A violência do sexismo, do racismo, da homofobia e de outras formas de intolerância e discriminação está radicada na cultura do sexismo, do racismo, da homofobia

(O Globo, 15/09/2016 – acesse no site de origem)

Pesquisa recente realizada pelo Instituto Avon, em parceria com o Data Popular, aponta que 56% das estudantes universitárias já sofreram assédio sexual; 28%, violência sexual; 67%, algum tipo de violência (sexual, psicológica, moral ou física) e 95% acreditam que a universidade deveria criar meios de punir os responsáveis por cometer violência contra mulheres na instituição. Por sua vez, 38% dos estudantes admitiram já ter praticado algum tipo de violência contra mulheres em espaços acadêmicos. Para Mafoane Odara, do Instituto Avon, “as universidades são violentas porque protegem os agressores e não ajudam as vítimas”. Na USP, em 2015, oito denúncias de estupro no campus foram investigadas pela Comissão Parlamentar de Inquérito da Assembleia Legislativa do estado. Os casos têm se multiplicado nas universidades do país, bem como denúncias de ataques homofóbicos e racistas — como o ocorrido na UnB em 18 de junho.

O Departamento de Educação dos EUA, a pedido do presidente Barack Obama, está investigando 78 universidades suspeitas de ignorar denúncias feitas por estudantes.
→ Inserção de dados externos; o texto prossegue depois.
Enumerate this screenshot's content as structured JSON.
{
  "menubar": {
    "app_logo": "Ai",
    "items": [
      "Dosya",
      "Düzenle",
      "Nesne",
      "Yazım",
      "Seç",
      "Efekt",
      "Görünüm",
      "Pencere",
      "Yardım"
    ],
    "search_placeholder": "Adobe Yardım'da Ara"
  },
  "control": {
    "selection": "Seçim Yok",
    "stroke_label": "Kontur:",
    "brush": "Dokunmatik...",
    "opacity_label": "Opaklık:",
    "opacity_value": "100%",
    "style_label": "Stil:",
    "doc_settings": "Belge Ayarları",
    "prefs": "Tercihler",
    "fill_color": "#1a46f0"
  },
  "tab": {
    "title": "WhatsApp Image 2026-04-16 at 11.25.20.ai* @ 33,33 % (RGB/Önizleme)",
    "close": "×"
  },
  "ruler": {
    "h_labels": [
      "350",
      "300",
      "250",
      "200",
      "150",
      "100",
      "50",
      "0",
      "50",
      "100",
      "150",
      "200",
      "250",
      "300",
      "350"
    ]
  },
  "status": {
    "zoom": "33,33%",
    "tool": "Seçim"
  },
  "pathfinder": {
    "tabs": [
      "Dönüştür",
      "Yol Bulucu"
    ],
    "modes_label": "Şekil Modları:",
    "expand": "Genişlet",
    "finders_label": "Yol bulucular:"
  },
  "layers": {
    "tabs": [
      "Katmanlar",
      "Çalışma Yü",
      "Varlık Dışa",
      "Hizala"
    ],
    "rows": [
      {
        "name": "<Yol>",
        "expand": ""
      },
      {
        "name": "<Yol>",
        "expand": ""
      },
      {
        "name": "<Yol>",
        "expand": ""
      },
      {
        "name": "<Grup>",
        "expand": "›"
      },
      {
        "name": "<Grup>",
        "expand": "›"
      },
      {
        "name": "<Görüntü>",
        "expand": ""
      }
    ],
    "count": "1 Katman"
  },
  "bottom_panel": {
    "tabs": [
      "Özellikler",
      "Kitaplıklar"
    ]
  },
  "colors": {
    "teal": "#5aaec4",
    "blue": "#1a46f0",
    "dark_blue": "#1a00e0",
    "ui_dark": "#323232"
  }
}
A violência do estupro, do sexismo, do racismo e da homofobia assume uma gravidade ainda maior quando perpetrada no espaço público das universidades, como território de produção e transmissão do saber e de práticas de extensão comunitária (a chamada universidade “extramuros”).
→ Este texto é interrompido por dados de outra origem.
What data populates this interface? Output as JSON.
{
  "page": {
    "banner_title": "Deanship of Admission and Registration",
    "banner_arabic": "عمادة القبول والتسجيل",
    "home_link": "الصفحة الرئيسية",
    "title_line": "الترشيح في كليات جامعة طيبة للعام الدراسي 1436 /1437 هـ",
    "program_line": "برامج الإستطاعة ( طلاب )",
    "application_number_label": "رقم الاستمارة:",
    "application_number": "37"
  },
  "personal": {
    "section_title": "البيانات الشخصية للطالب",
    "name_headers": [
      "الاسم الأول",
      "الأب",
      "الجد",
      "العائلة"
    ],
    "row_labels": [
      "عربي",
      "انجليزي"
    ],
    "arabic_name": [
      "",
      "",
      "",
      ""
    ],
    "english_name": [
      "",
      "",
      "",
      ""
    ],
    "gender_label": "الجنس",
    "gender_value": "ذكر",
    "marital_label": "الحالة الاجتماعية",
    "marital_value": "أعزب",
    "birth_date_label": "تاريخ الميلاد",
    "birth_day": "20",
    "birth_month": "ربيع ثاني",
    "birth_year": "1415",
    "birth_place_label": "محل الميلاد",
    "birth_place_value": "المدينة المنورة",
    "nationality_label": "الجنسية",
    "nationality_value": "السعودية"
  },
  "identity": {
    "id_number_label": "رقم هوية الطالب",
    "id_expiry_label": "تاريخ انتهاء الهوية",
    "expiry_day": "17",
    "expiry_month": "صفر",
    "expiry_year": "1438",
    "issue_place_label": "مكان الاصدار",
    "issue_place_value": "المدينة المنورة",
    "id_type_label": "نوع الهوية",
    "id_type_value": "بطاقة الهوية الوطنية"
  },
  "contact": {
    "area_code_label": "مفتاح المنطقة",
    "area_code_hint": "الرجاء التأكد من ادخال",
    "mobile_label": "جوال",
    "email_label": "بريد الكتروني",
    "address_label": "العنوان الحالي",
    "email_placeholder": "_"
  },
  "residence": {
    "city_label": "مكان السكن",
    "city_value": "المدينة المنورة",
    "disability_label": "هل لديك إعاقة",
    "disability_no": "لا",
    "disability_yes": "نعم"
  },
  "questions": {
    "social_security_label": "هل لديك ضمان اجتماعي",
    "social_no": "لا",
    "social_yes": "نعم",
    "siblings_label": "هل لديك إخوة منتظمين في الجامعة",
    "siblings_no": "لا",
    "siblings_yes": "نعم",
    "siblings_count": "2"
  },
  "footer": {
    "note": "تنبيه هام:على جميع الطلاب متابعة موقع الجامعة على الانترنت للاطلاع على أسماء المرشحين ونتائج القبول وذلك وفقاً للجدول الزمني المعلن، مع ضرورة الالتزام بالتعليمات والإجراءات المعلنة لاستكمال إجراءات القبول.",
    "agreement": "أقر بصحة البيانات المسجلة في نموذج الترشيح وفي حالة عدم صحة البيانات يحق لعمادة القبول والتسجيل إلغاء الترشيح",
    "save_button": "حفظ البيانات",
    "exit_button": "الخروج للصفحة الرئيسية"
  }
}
Em iniciativa inédita, em 31 de agosto, a Pontifícia Universidade Católica de São Paulo aprovou, por unanimidade, as “Diretrizes sobre assédio moral, sexual, discriminação e desigualdade”, como instrumento essencial para ações na universidade para a prevenção e o combate a todas as formas de intolerância e discriminação, no enfrentamento aos estereótipos de gênero, raça, cor, idade, etnia, origem, orientação sexual e identidade de gênero, situação social, econômica e cultural, dentre outras. A proposta original foi apresentada pelo Grupo de Pesquisa Direito, Gênero e Igualdade da Faculdade de Direito.
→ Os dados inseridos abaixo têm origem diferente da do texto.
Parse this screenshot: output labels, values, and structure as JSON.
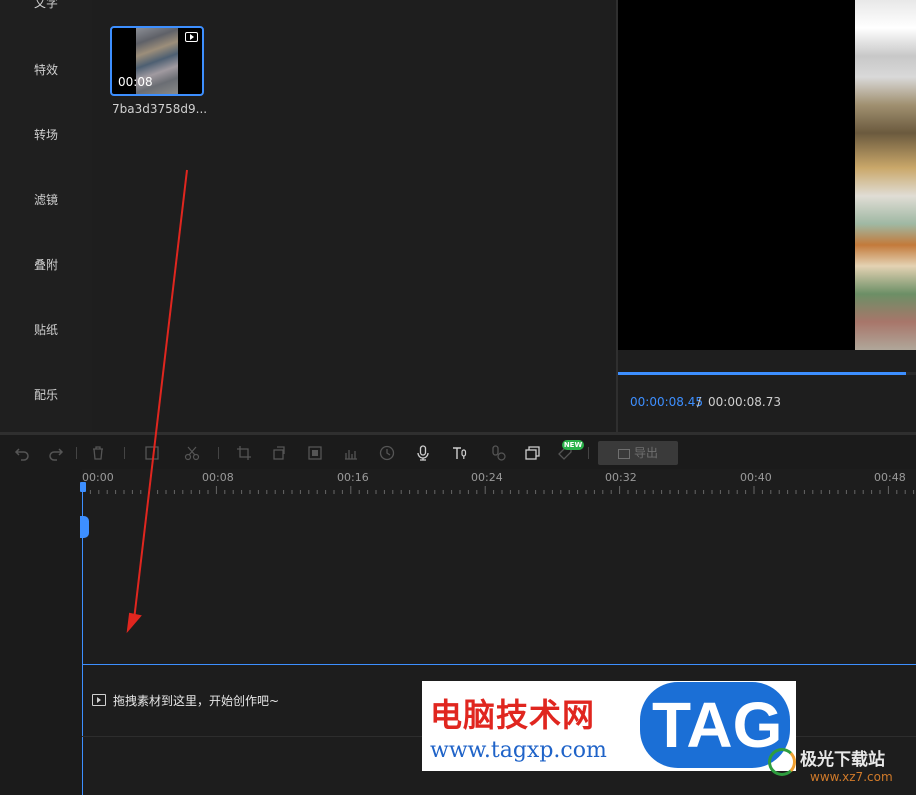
{
  "sidebar": {
    "items": [
      {
        "label": "文字"
      },
      {
        "label": "特效"
      },
      {
        "label": "转场"
      },
      {
        "label": "滤镜"
      },
      {
        "label": "叠附"
      },
      {
        "label": "贴纸"
      },
      {
        "label": "配乐"
      }
    ]
  },
  "media": {
    "clip": {
      "duration": "00:08",
      "name": "7ba3d3758d9..."
    }
  },
  "preview": {
    "current_time": "00:00:08.45",
    "separator": "/",
    "total_time": "00:00:08.73",
    "progress": 0.968
  },
  "toolbar": {
    "icons": [
      "undo-icon",
      "redo-icon",
      "delete-icon",
      "split-icon",
      "cut-icon",
      "crop-icon",
      "rotate-icon",
      "mosaic-icon",
      "audio-icon",
      "speed-icon",
      "microphone-icon",
      "text-to-speech-icon",
      "speech-to-text-icon",
      "layers-icon",
      "ai-icon"
    ],
    "new_badge": "NEW",
    "export_label": "导出"
  },
  "timeline": {
    "ruler_labels": [
      "00:00",
      "00:08",
      "00:16",
      "00:24",
      "00:32",
      "00:40",
      "00:48"
    ],
    "drop_hint": "拖拽素材到这里，开始创作吧~"
  },
  "watermark": {
    "site_cn": "电脑技术网",
    "site_url": "www.tagxp.com",
    "tag": "TAG",
    "site2_cn": "极光下载站",
    "site2_url": "www.xz7.com"
  },
  "colors": {
    "accent": "#3d8fff",
    "arrow": "#e0261f",
    "badge": "#2ab24a"
  }
}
Sob inspiração da pioneira iniciativa da PUC-SP e no sentido de difundir as “boas práticas”, em outubro será lançado o Pacto Nacional Universitário pela Promoção do Respeito à Diversidade e da Cultura da Paz e Direitos Humanos, por iniciativa da Secretaria Especial de Direitos Humanos do Ministério da Justiça e Cidadania, em parceria com o Ministério da Educação, com o objetivo de fomentar a formulação, a implementação, o monitoramento e a disseminação de medidas que visem a assegurar a promoção e a defesa dos direitos humanos, fortalecendo a educação nesse sentido nas instituições de ensino superior. Não só no âmbito do ensino, mas também de pesquisa, extensão, gestão e convivência universitária e comunitária.

Dentre as ações prioritárias, destacam-se: a) a realização de campanhas continuadas para a sensibilização dos corpos docente, discente, funcionários e colaboradores; b) a criação de canais institucionais para o recebimento e apuração de denúncias de violações; c) a inclusão da educação em direitos humanos nos currículos; d) a implementação de medidas que valorizem melhores práticas na promoção e defesa de direitos; e e) o estabelecimento de mecanismos institucionais dentro de cada universidade para coordenar, fomentar e monitorar o cumprimento das medidas adotadas, mediante comitês gestores, bem como um comitê nacional. O próximo passo será fomentar pacto similar no âmbito da educação básica.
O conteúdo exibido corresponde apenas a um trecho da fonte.